What I am talking about is, creative challenge type shows like Bravo’s Project Runway. (Love this show, every single season of it.) Unfortunately this season came to an end last week. The good news . . . Bravo is replacing it with Top Chef. (again, Love it!) Considering I am not much into cooking, I do seem to like the cooking shows. Top Chef, The Last Restaurant Standing, Iron Chef and as already discussed, anything with Gordon Ramsey. (particularly Kitchen Nightmares and The F Word)

Luxury and Features
Our new line of Budda Approved office furniture
I finally got myself a new drafting chair. Isn’t it lovely. (insert angelic chorus here) The one I had, was one that came with my drafting table. And being as aged as it was, it had seen better days. It was covered in miscellaneous stains and oil pastel smears. As well as the seat and backrest where snagged and chewed on, by not one but two teething kittens. Also, the occasional bolt kinda stuck through the wafer thin padding, and poked me bum. (I’ve been watching a little too much Brit TV of late.) But the clincher was when a wheel popped off. (Yeah, that pretty much makes it junk.)

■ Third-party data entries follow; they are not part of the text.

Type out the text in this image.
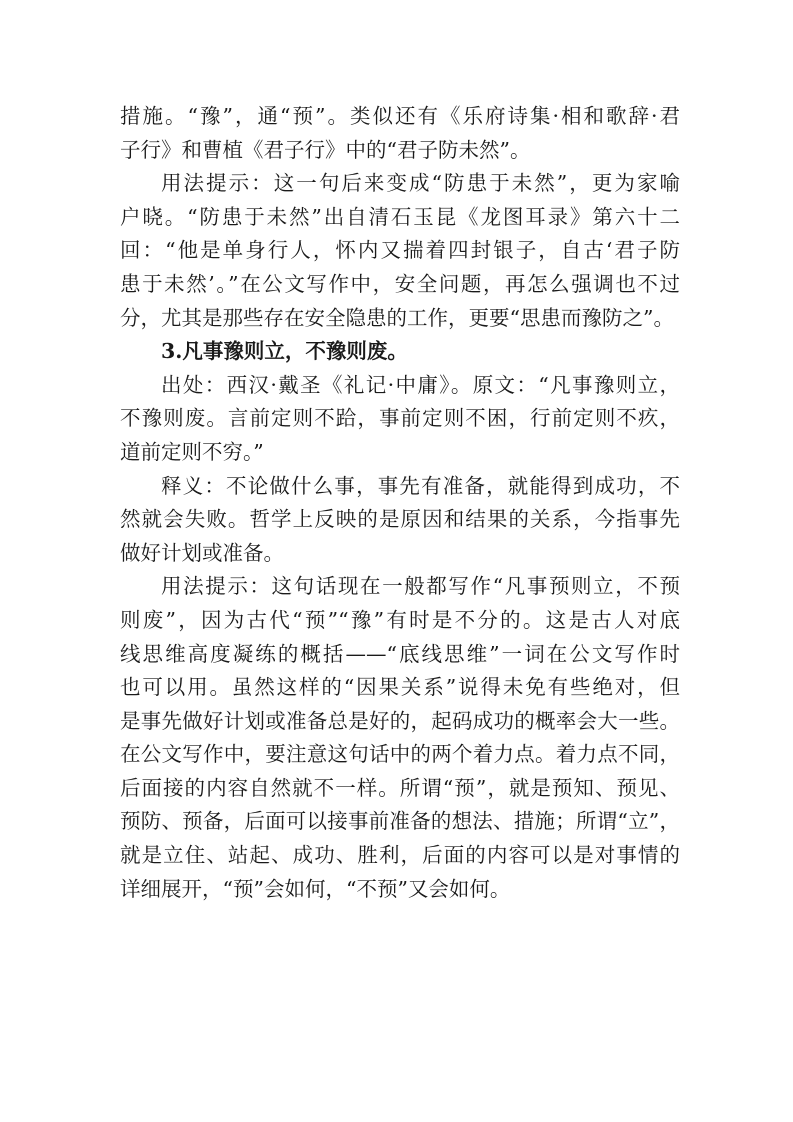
措施。“豫”，通“预”。类似还有《乐府诗集·相和歌辞·君
子行》和曹植《君子行》中的“君子防未然”。
用法提示：这一句后来变成“防患于未然”，更为家喻
户晓。“防患于未然”出自清石玉昆《龙图耳录》第六十二
回：“他是单身行人，怀内又揣着四封银子，自古‘君子防
患于未然’。”在公文写作中，安全问题，再怎么强调也不过
分，尤其是那些存在安全隐患的工作，更要“思患而豫防之”。
3.凡事豫则立，不豫则废。
出处：西汉·戴圣《礼记·中庸》。原文：“凡事豫则立，
不豫则废。言前定则不跲，事前定则不困，行前定则不疚，
道前定则不穷。”
释义：不论做什么事，事先有准备，就能得到成功，不
然就会失败。哲学上反映的是原因和结果的关系，今指事先
做好计划或准备。
用法提示：这句话现在一般都写作“凡事预则立，不预
则废”，因为古代“预”“豫”有时是不分的。这是古人对底
线思维高度凝练的概括——“底线思维”一词在公文写作时
也可以用。虽然这样的“因果关系”说得未免有些绝对，但
是事先做好计划或准备总是好的，起码成功的概率会大一些。
在公文写作中，要注意这句话中的两个着力点。着力点不同，
后面接的内容自然就不一样。所谓“预”，就是预知、预见、
预防、预备，后面可以接事前准备的想法、措施；所谓“立”，
就是立住、站起、成功、胜利，后面的内容可以是对事情的
详细展开，“预”会如何，“不预”又会如何。
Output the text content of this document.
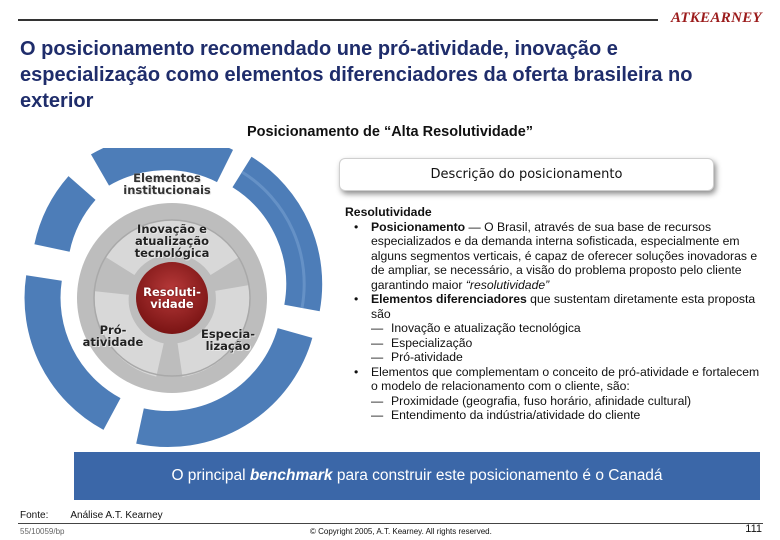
ATKEARNEY
O posicionamento recomendado une pró-atividade, inovação e especialização como elementos diferenciadores da oferta brasileira no exterior
Posicionamento de “Alta Resolutividade”
Elementos institucionais
Inovação e atualização tecnológica
Resoluti-vidade
Pró-atividade
Especia-lização
Descrição do posicionamento
Resolutividade
• Posicionamento — O Brasil, através de sua base de recursos especializados e da demanda interna sofisticada, especialmente em alguns segmentos verticais, é capaz de oferecer soluções inovadoras e de ampliar, se necessário, a visão do problema proposto pelo cliente garantindo maior “resolutividade”
• Elementos diferenciadores que sustentam diretamente esta proposta são
— Inovação e atualização tecnológica
— Especialização
— Pró-atividade
• Elementos que complementam o conceito de pró-atividade e fortalecem o modelo de relacionamento com o cliente, são:
— Proximidade (geografia, fuso horário, afinidade cultural)
— Entendimento da indústria/atividade do cliente
O principal benchmark para construir este posicionamento é o Canadá
Fonte: Análise A.T. Kearney
55/10059/bp	© Copyright 2005, A.T. Kearney. All rights reserved.	111
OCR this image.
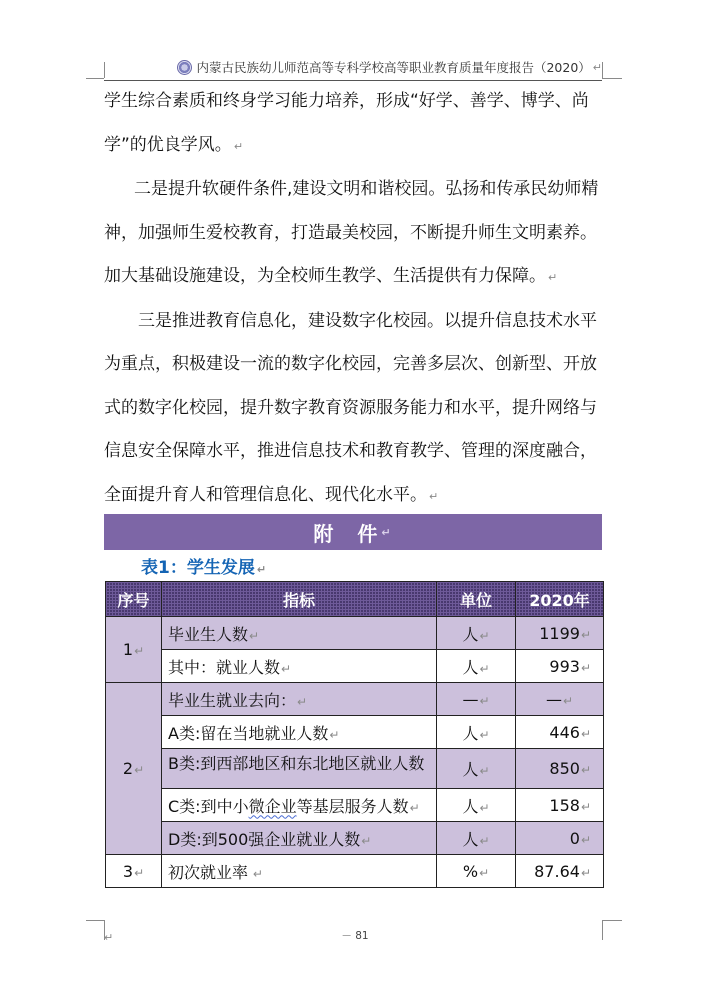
内蒙古民族幼儿师范高等专科学校高等职业教育质量年度报告（2020） ↵

学生综合素质和终身学习能力培养，形成“好学、善学、博学、尚

学”的优良学风。 ↵

二是提升软硬件条件,建设文明和谐校园。弘扬和传承民幼师精

神，加强师生爱校教育，打造最美校园，不断提升师生文明素养。

加大基础设施建设，为全校师生教学、生活提供有力保障。 ↵

三是推进教育信息化，建设数字化校园。以提升信息技术水平

为重点，积极建设一流的数字化校园，完善多层次、创新型、开放

式的数字化校园，提升数字教育资源服务能力和水平，提升网络与

信息安全保障水平，推进信息技术和教育教学、管理的深度融合，

全面提升育人和管理信息化、现代化水平。 ↵

附　件 ↵
表1：学生发展 ↵
序号	指标	单位	2020年
1↵	毕业生人数↵	人↵	1199↵
	其中：就业人数↵	人↵	993↵
2↵	毕业生就业去向：↵	—↵	—↵
	A类:留在当地就业人数↵	人↵	446↵

	B类:到西部地区和东北地区就业人数	人↵	850↵
	C类:到中小微企业等基层服务人数↵	人↵	158↵
	D类:到500强企业就业人数↵	人↵	0↵
3↵	初次就业率 ↵	%↵	87.64↵
↵	－ 81
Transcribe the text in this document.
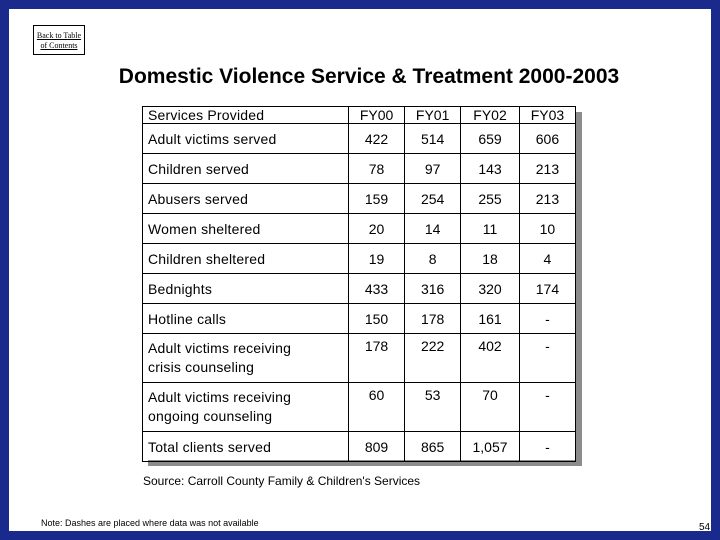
Back to Table
of Contents
Domestic Violence Service & Treatment 2000-2003
Services Provided	FY00	FY01	FY02	FY03
Adult victims served	422	514	659	606
Children served	78	97	143	213
Abusers served	159	254	255	213
Women sheltered	20	14	11	10
Children sheltered	19	8	18	4
Bednights	433	316	320	174
Hotline calls	150	178	161	-
Adult victims receiving
crisis counseling	178	222	402	-
Adult victims receiving
ongoing counseling	60	53	70	-
Total clients served	809	865	1,057	-
Source: Carroll County Family & Children's Services
Note: Dashes are placed where data was not available	54
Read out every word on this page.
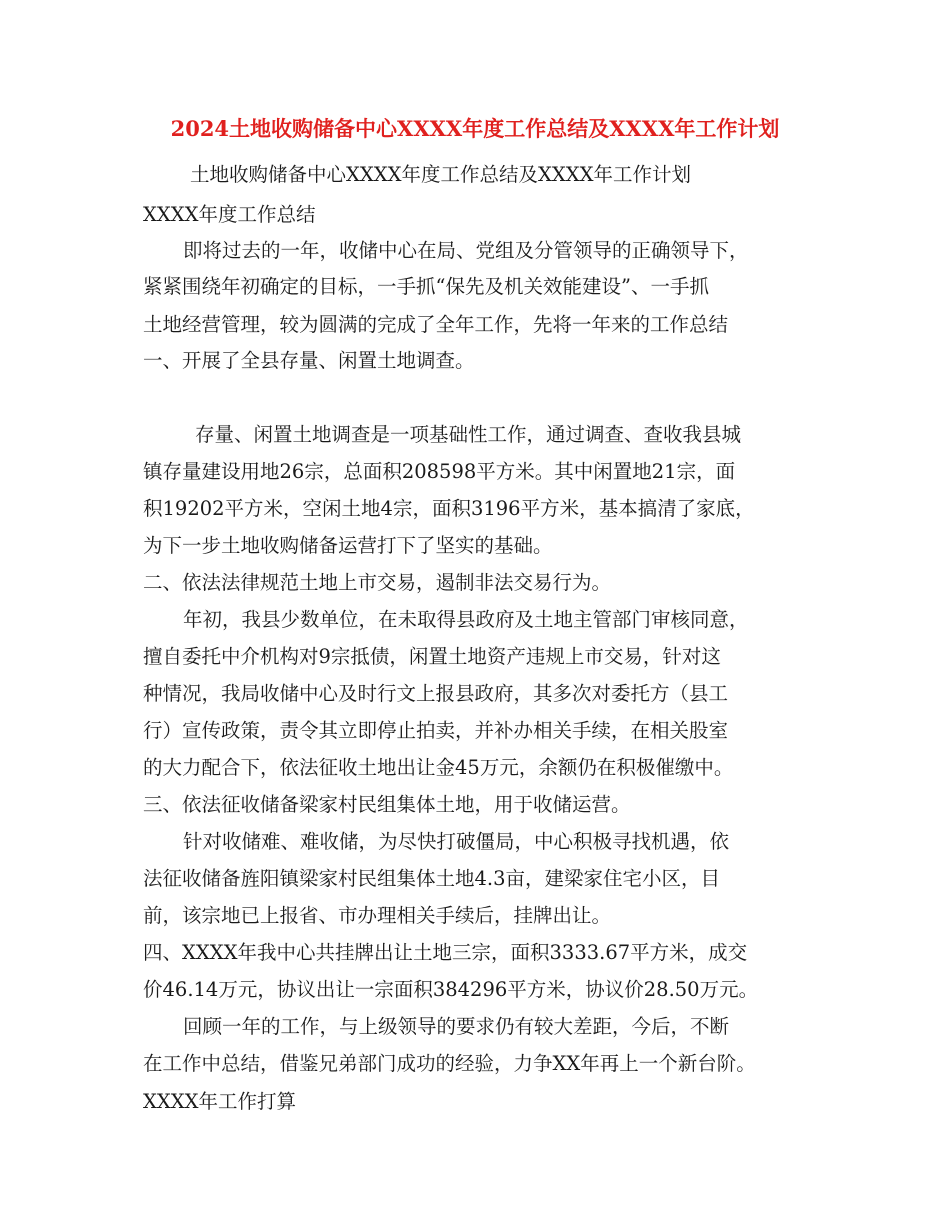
2024土地收购储备中心XXXX年度工作总结及XXXX年工作计划
土地收购储备中心XXXX年度工作总结及XXXX年工作计划
XXXX年度工作总结
即将过去的一年，收储中心在局、党组及分管领导的正确领导下，
紧紧围绕年初确定的目标，一手抓“保先及机关效能建设”、一手抓
土地经营管理，较为圆满的完成了全年工作，先将一年来的工作总结
一、开展了全县存量、闲置土地调查。
存量、闲置土地调查是一项基础性工作，通过调查、查收我县城
镇存量建设用地26宗，总面积208598平方米。其中闲置地21宗，面
积19202平方米，空闲土地4宗，面积3196平方米，基本搞清了家底，
为下一步土地收购储备运营打下了坚实的基础。
二、依法法律规范土地上市交易，遏制非法交易行为。
年初，我县少数单位，在未取得县政府及土地主管部门审核同意，
擅自委托中介机构对9宗抵债，闲置土地资产违规上市交易，针对这
种情况，我局收储中心及时行文上报县政府，其多次对委托方（县工
行）宣传政策，责令其立即停止拍卖，并补办相关手续，在相关股室
的大力配合下，依法征收土地出让金45万元，余额仍在积极催缴中。
三、依法征收储备梁家村民组集体土地，用于收储运营。
针对收储难、难收储，为尽快打破僵局，中心积极寻找机遇，依
法征收储备旌阳镇梁家村民组集体土地4.3亩，建梁家住宅小区，目
前，该宗地已上报省、市办理相关手续后，挂牌出让。
四、XXXX年我中心共挂牌出让土地三宗，面积3333.67平方米，成交
价46.14万元，协议出让一宗面积384296平方米，协议价28.50万元。
回顾一年的工作，与上级领导的要求仍有较大差距，今后，不断
在工作中总结，借鉴兄弟部门成功的经验，力争XX年再上一个新台阶。
XXXX年工作打算
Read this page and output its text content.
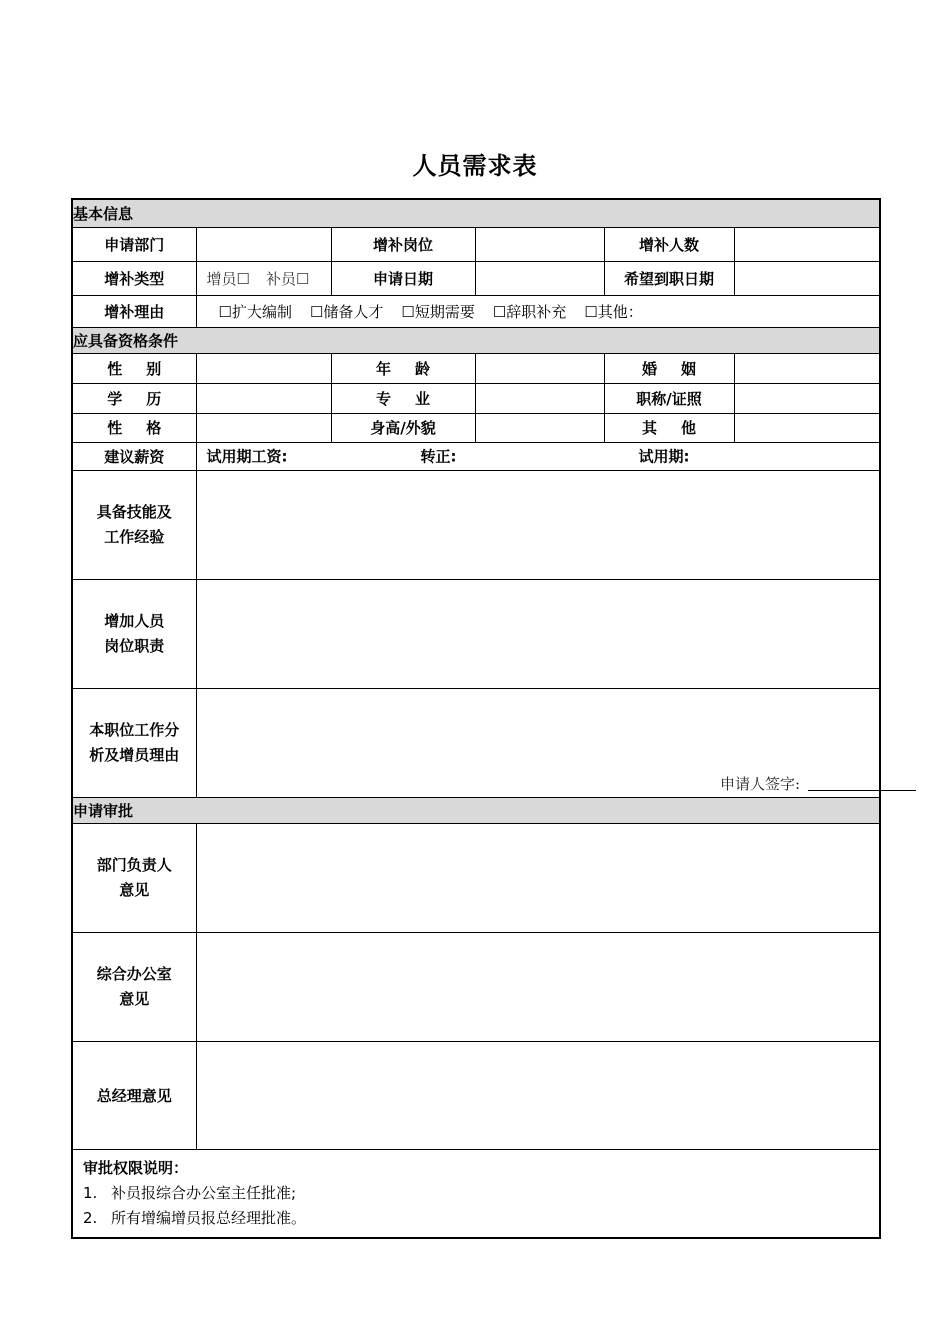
人员需求表
基本信息					
申请部门		增补岗位		增补人数	
增补类型	增员☐ 补员☐	申请日期		希望到职日期	
增补理由	☐扩大编制 ☐储备人才 ☐短期需要 ☐辞职补充 ☐其他：				
应具备资格条件					
性别		年龄		婚姻	
学历		专业		职称/证照	
性格		身高/外貌		其他	
建议薪资	试用期工资: 转正: 试用期:				

具备技能及
工作经验					

增加人员
岗位职责					

本职位工作分
析及增员理由	申请人签字:				

申请审批					

部门负责人
意见					

综合办公室
意见					

总经理意见					

审批权限说明：
1. 补员报综合办公室主任批准;
2. 所有增编增员报总经理批准。					
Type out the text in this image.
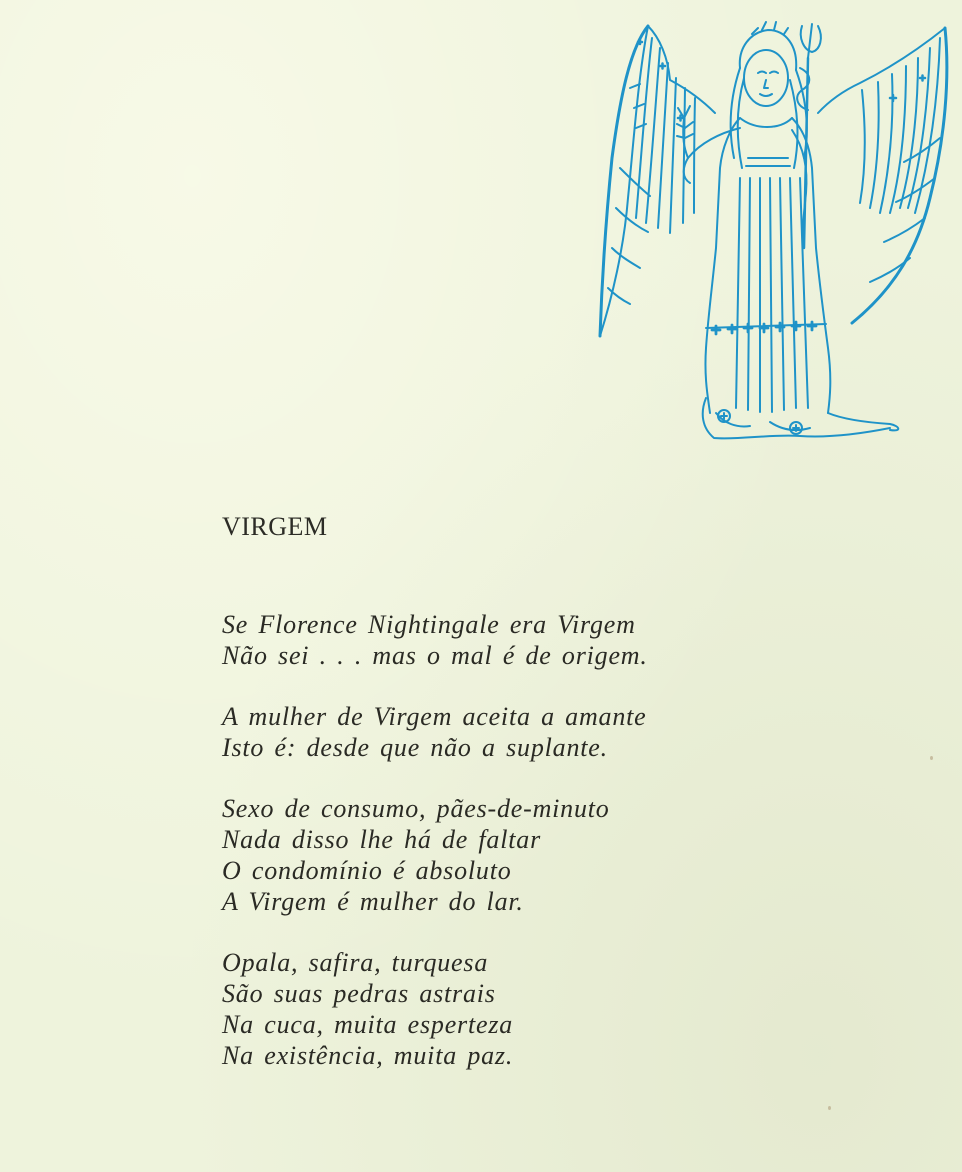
VIRGEM
Se Florence Nightingale era Virgem
Não sei . . . mas o mal é de origem.
A mulher de Virgem aceita a amante
Isto é: desde que não a suplante.
Sexo de consumo, pães-de-minuto
Nada disso lhe há de faltar
O condomínio é absoluto
A Virgem é mulher do lar.
Opala, safira, turquesa
São suas pedras astrais
Na cuca, muita esperteza
Na existência, muita paz.
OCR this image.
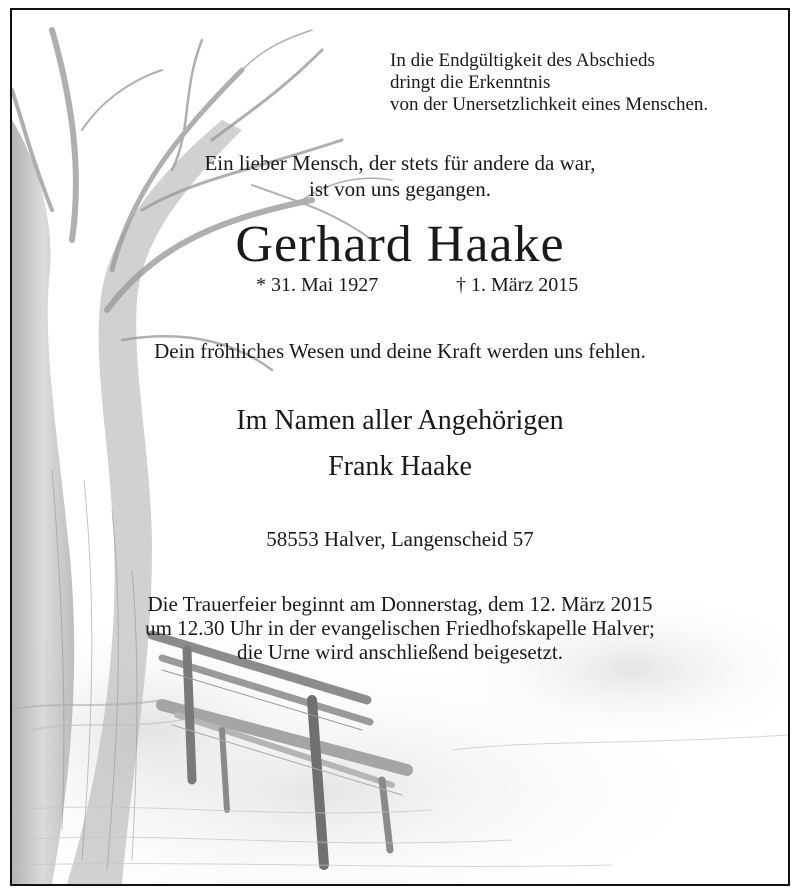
In die Endgültigkeit des Abschieds
dringt die Erkenntnis
von der Unersetzlichkeit eines Menschen.
Ein lieber Mensch, der stets für andere da war,
ist von uns gegangen.
Gerhard Haake
* 31. Mai 1927	† 1. März 2015
Dein fröhliches Wesen und deine Kraft werden uns fehlen.
Im Namen aller Angehörigen
Frank Haake
58553 Halver, Langenscheid 57
Die Trauerfeier beginnt am Donnerstag, dem 12. März 2015
um 12.30 Uhr in der evangelischen Friedhofskapelle Halver;
die Urne wird anschließend beigesetzt.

So we went shopping for a new chair. Now while this isn’t say . . the Cadillac of drafting chairs (I passed on the leather). It is still a fine example of comfort and luxury. And in keeping with the car metaphor, my last chair was more like an 80’s pinto. Tough, small, occasionally difficult, and not pretty to look at. It did the job, but it didn’t make you want to pet it when you walked by.

The highly coveted Budda Approved sealBut my new chair, makes me sigh with blissful contentment. I mean really, just look at the fully adjustable thick padded seat and huge supportive backrest. Admire, its opulent size and sturdy construction. Caress, the lovely scotch-guarded fabric with that new chair smell. Oh, and did I mention it comes with features (Oh. . . features) and a 3 year warranty. Not some cheapo warranty either. Complete coverage, short of me hitching up Chicory and using it for buggy rides.

Now if it just had a cup holder, heated shiatsu massage and a motor, I would never leave it.